Gates: Army must change or lose officers
Posted : Friday Feb 25, 2011 17:34:19 EST
Defense Secretary Robert Gates told a West Point crowd Friday he wants to blow up the Army’s “institutional concrete” and restructure its rigid assignment and promotion system to encourage more mid-level officers to stay in the Army.
Gates said he’s terrified what will happen when Army captains charged with “reconciling warring tribes” and directing millions of dollar in reconstruction projects in Iraq and Afghanistan return to garrison life where “they may find themselves in a cube all day re-formatting PowerPoint slides, preparing quarterly training briefs, or assigned an ever expanding array of clerical duties.”

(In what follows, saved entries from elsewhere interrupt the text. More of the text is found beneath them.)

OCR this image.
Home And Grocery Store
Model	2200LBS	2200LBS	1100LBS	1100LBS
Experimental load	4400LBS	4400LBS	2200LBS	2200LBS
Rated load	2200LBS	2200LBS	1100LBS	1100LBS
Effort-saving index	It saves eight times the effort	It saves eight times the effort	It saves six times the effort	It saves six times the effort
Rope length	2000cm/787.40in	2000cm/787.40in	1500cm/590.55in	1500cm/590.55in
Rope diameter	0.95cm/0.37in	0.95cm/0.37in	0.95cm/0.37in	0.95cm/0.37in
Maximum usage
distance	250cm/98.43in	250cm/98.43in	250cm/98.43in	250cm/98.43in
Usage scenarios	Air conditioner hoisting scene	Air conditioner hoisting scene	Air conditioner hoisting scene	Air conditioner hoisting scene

Although “resilient,” Gates recognized the force is “stressed and tired” after a decade at war that has required its officers fill multiple 12- and 15-month deployments. However, keeping those officers in the Army must stand as one of the service’s highest priorities as the wars in Iraq and Afghanistan wind down, the defense secretary said.
“[The Army] must use the eventual slackening of overseas deployments as an opportunity to attack the institutional and bureaucratic constipation of Big Army, and rethink the way it deals with the outstanding young leaders in its lower- and middle-ranks,” Gates said.

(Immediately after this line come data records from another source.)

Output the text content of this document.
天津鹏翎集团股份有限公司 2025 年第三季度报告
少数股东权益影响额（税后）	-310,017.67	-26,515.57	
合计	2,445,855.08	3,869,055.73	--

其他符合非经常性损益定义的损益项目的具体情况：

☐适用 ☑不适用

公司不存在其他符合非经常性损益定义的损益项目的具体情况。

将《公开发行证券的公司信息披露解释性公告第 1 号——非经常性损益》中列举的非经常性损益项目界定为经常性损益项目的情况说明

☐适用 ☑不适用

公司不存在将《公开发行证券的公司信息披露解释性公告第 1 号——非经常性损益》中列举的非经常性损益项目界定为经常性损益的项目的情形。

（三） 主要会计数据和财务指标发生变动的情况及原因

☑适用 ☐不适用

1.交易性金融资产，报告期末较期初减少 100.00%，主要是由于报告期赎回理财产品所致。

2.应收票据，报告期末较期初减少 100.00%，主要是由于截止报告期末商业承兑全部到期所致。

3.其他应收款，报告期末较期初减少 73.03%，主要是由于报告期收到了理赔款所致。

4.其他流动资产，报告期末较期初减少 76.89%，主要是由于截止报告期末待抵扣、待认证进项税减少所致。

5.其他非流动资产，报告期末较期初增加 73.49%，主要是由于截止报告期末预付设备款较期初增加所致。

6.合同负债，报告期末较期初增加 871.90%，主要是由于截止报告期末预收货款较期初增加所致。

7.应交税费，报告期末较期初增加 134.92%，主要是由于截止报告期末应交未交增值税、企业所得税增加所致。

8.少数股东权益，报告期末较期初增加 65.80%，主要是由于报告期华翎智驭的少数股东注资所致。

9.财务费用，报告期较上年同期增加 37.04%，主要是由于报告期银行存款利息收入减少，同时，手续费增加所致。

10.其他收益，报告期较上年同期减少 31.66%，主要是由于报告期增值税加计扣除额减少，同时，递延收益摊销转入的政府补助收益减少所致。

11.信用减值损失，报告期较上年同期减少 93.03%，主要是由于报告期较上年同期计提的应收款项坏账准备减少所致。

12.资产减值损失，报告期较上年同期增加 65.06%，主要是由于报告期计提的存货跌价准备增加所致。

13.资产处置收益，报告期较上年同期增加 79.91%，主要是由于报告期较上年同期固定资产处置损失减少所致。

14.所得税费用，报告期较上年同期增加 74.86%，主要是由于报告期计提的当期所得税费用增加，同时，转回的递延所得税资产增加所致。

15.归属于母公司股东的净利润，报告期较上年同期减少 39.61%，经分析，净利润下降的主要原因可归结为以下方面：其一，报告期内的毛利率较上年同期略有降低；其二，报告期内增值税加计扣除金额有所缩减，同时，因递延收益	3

The nature of war is changing. Gates said he didn’t want to succumb to “next-war-itis,” but he can’t help but think of what the Army will look like after deployments start to end in Afghanistan in 2014. He said the Army must “confront the reality that the most plausible, high-end scenarios for the U.S. military are primarily naval and air engagements” and structure itself in “swift-moving expeditionary forces.”
Army leaders must build on the experience of its low- and mid-level officers earned in what Gates called the “captains wars” in Iraq and Afghanistan. The service can’t afford to allow its officer corps to leave the Army like it did after Vietnam.

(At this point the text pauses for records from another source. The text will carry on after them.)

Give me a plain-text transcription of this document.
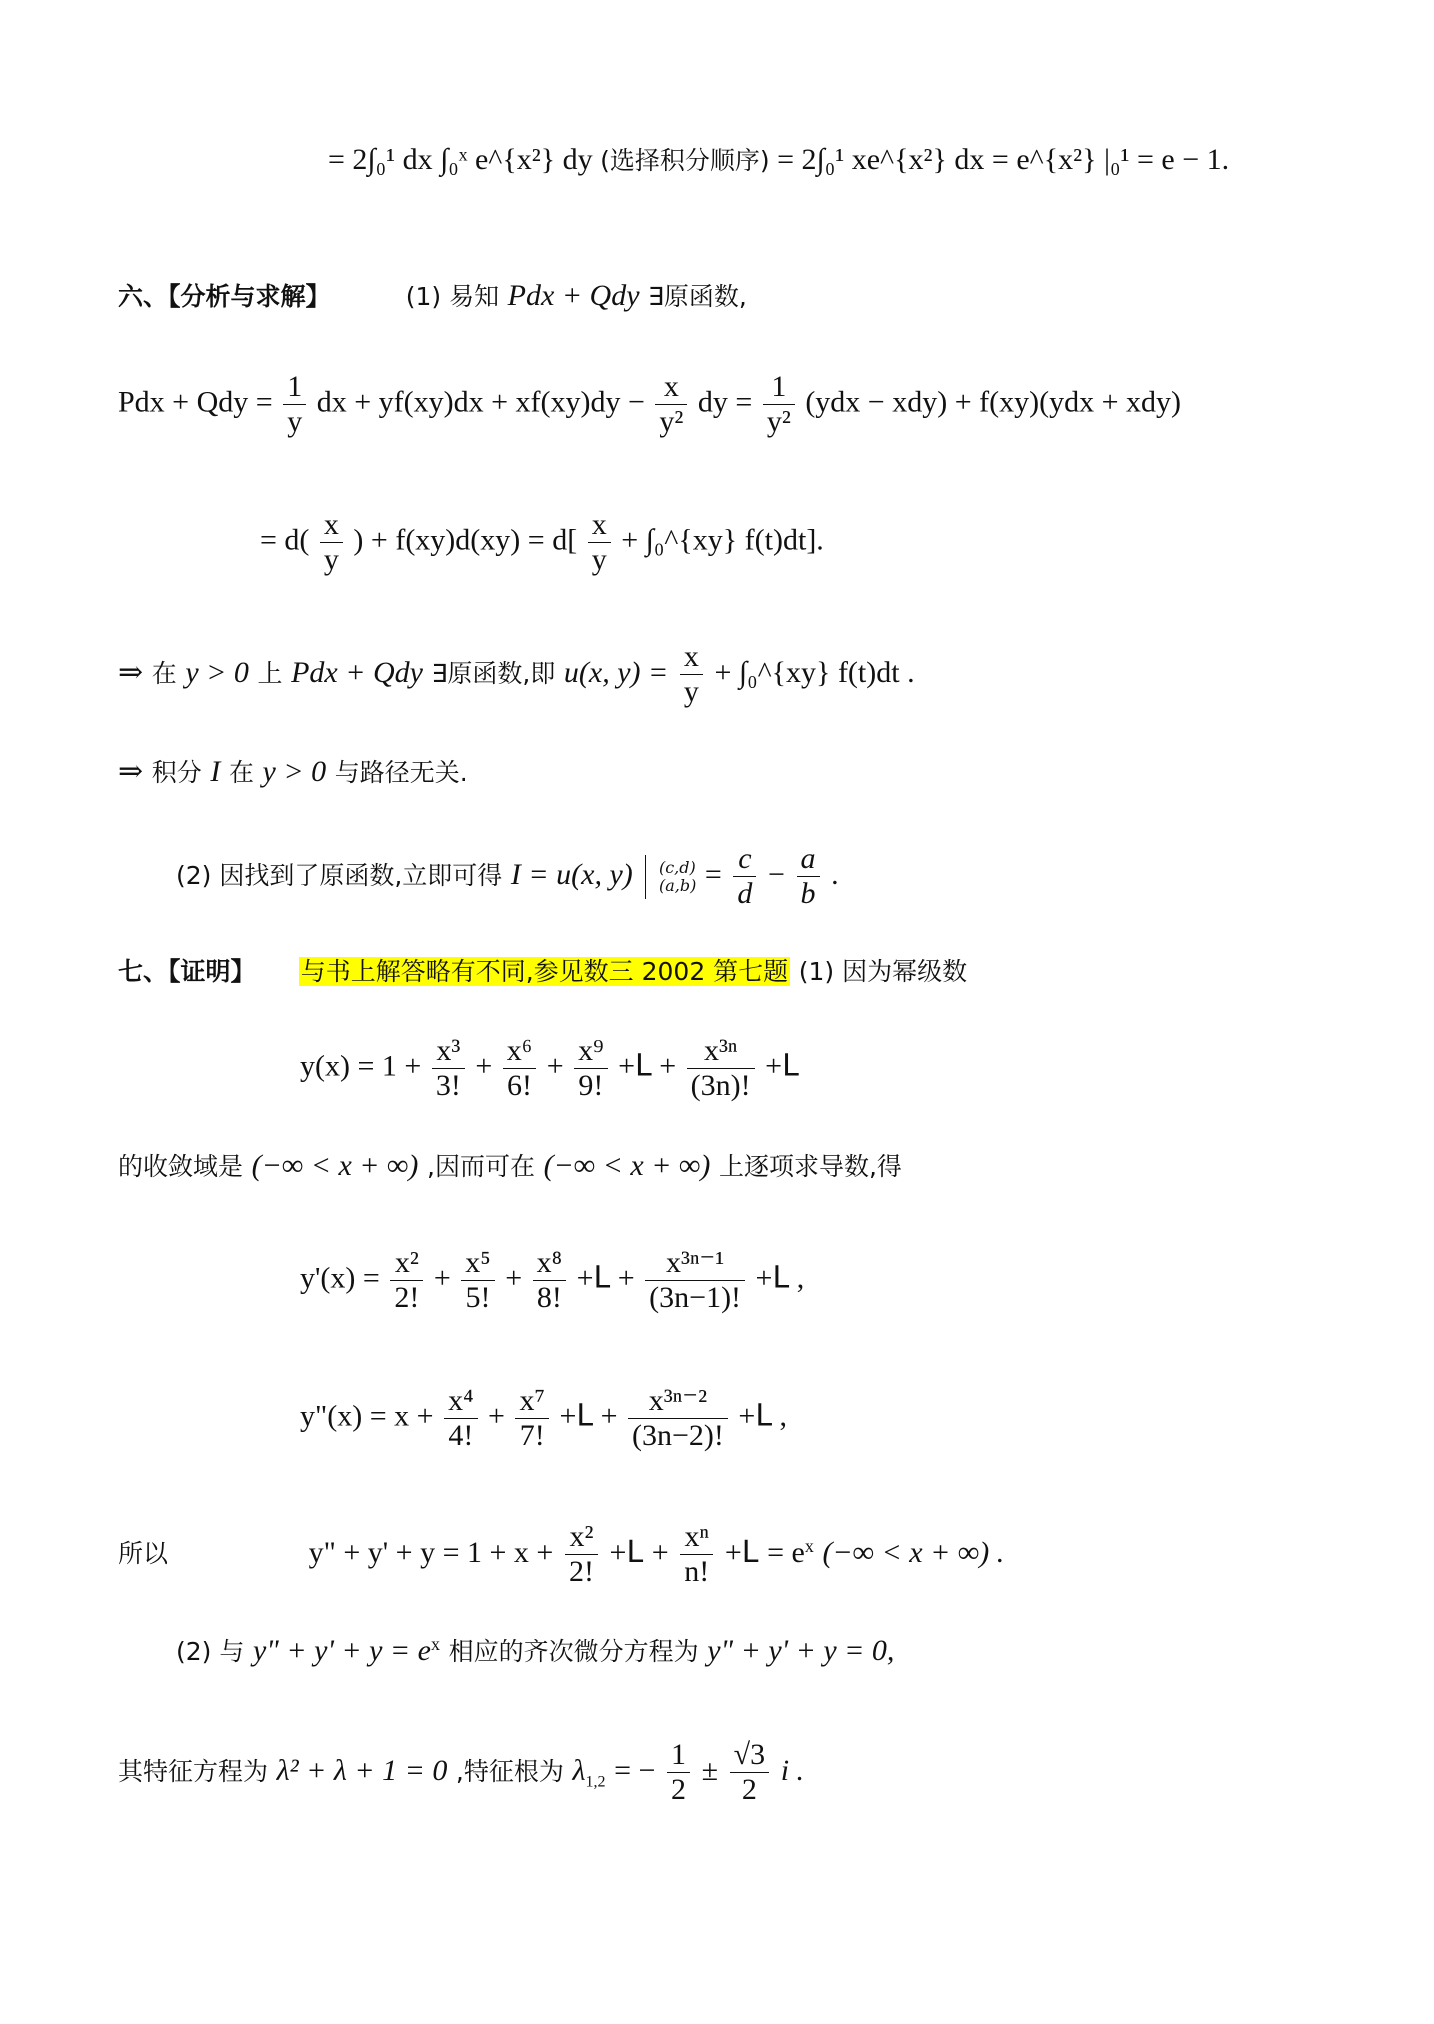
= 2∫₀¹ dx ∫₀ˣ e^{x²} dy (选择积分顺序) = 2∫₀¹ xe^{x²} dx = e^{x²} |₀¹ = e − 1.
六、【分析与求解】	(1) 易知 Pdx + Qdy ∃原函数,
Pdx + Qdy = $\frac{1}{y}$ dx + $yf(xy)dx + xf(xy)dy - \frac{x}{\text{y²}}$ dy = $\frac{1}{\text{y²}} (ydx - xdy) + f(xy)(ydx + xdy)$
= $d( \frac{x}{y}$ ) + $f(xy)d(xy) = d[ \frac{x}{y}$ + ∫₀^{xy} f(t)dt].
⇒ 在 y > 0 上 Pdx + Qdy ∃原函数,即 u(x, $y) = \frac{x}{y}$ + ∫₀^{xy} f(t)dt .
⇒ 积分 I 在 y > 0 与路径无关.
(2) 因找到了原函数,立即可得 I = u(x, y) (c,d)
$(a,b) = \frac{c}{d} - \frac{a}{b}$ .
七、【证明】 与书上解答略有不同,参见数三 2002 第七题 (1) 因为幂级数
$y(x) = 1 + \frac{\text{x³}}{3!} + \frac{\text{x⁶}}{6!} + \frac{\text{x⁹}}{9!} +L + \frac{\text{x³ⁿ}}{(3n)!} +L$
的收敛域是 (−∞ < x + ∞) ,因而可在 (−∞ < x + ∞) 上逐项求导数,得
$y'(x) = \frac{\text{x²}}{2!} + \frac{\text{x⁵}}{5!} + \frac{\text{x⁸}}{8!} +L + \frac{\text{x³ⁿ⁻¹}}{(3n-1)!} +L$ ,
y"(x) = $x + \frac{\text{x⁴}}{4!} + \frac{\text{x⁷}}{7!} +L + \frac{\text{x³ⁿ⁻²}}{(3n-2)!} +L$ ,
所以	y" + $y' + y = 1 + x + \frac{\text{x²}}{2!} +L + \frac{\text{xⁿ}}{n!} +L = e^x$ (−∞ < x + ∞) .
(2) 与 y" + $y' + y = e^x$ 相应的齐次微分方程为 y" + y' + y = 0,
其特征方程为 λ² + λ + 1 = 0 ,特征根为 $\lambda_{1,2}$ = − $\frac{1}{2} \pm \frac{√3}{2}$ i .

To keep them in the service, Army officials must re-evaluate how it promotes and selects assignments for the officer corps’ top 20 percent, Gates said. He cited Army Vice Chief Gen. Peter Chiarelli’s essay in a military journal that suggested officer evaluations “include input from peers and, yes, subordinates.”
It sounded as if Gates supported giving officers “greater voice” in picking their assignments. He suggested officers could apply for “job openings in a competitive system more akin to what happens in large organizations in the private sector.”
Gates supported Lt. Gen. David Barno’s claim the Army must “reform the system” if it plans on competing with the “Googles of the world” in keeping its best officers. However, he qualified the statement telling the West Point cadets that “taking that oath and accepting that commission means doing what you are told and going where you are needed.”
Army leaders must encourage its young officers to take risks and not be afraid of exercising “respectful, principled dissent,” Gates said. The Army can’t go back to a risk-averse culture that “incentivizes officers to keep their head down.”
Gates exemplified how the Army should embrace criticism from its lower ranks, and not shun it, when he quoted from an essay written by Lt. Cols. John Nagl and Paul Yingling that ripped the Army’s generals handling of the Iraq war.
“The Army will become more adaptive only when being adaptive offers the surest path to promotion,” Gates quoted from Nagl and Yingling’s essay.
He commended the officers for suggesting that officers must see nonconventional career paths embraced by the Army’s promotion process. Too often, assignments to seek graduate degrees, teach or sit on think tanks are seen as career killers. Gates said those assignments should instead be embraced and urged the crowd of young officers to learn foreign languages.
Gates recognized the “voracious demand for mid-level staff officers” brought on by the increased number of Brigade Combat Teams and “support bureaucracies” that has led to “essentially automatic promotion for elevation to major and lieutenant colonel.” The Defense Department has worked to strip the military of some of these staff officer positions when it pared down nearly 100 general and admiral positions, Gates said.
The Army must ensure officers who excel get singled out for top positions. Gates said he’s heard concerns from officers that the personnel system is “numb” to individual performance.
Similarly, though, the Army can’t be afraid of handing its officer corps’ bottom 20 percent separation papers “albeit with consideration and respect for the service they have rendered,” the defense secretary said.
“Failure to do this risks frustrating, demoralizing and ultimately losing the leaders we will most need for the future,” Gates said.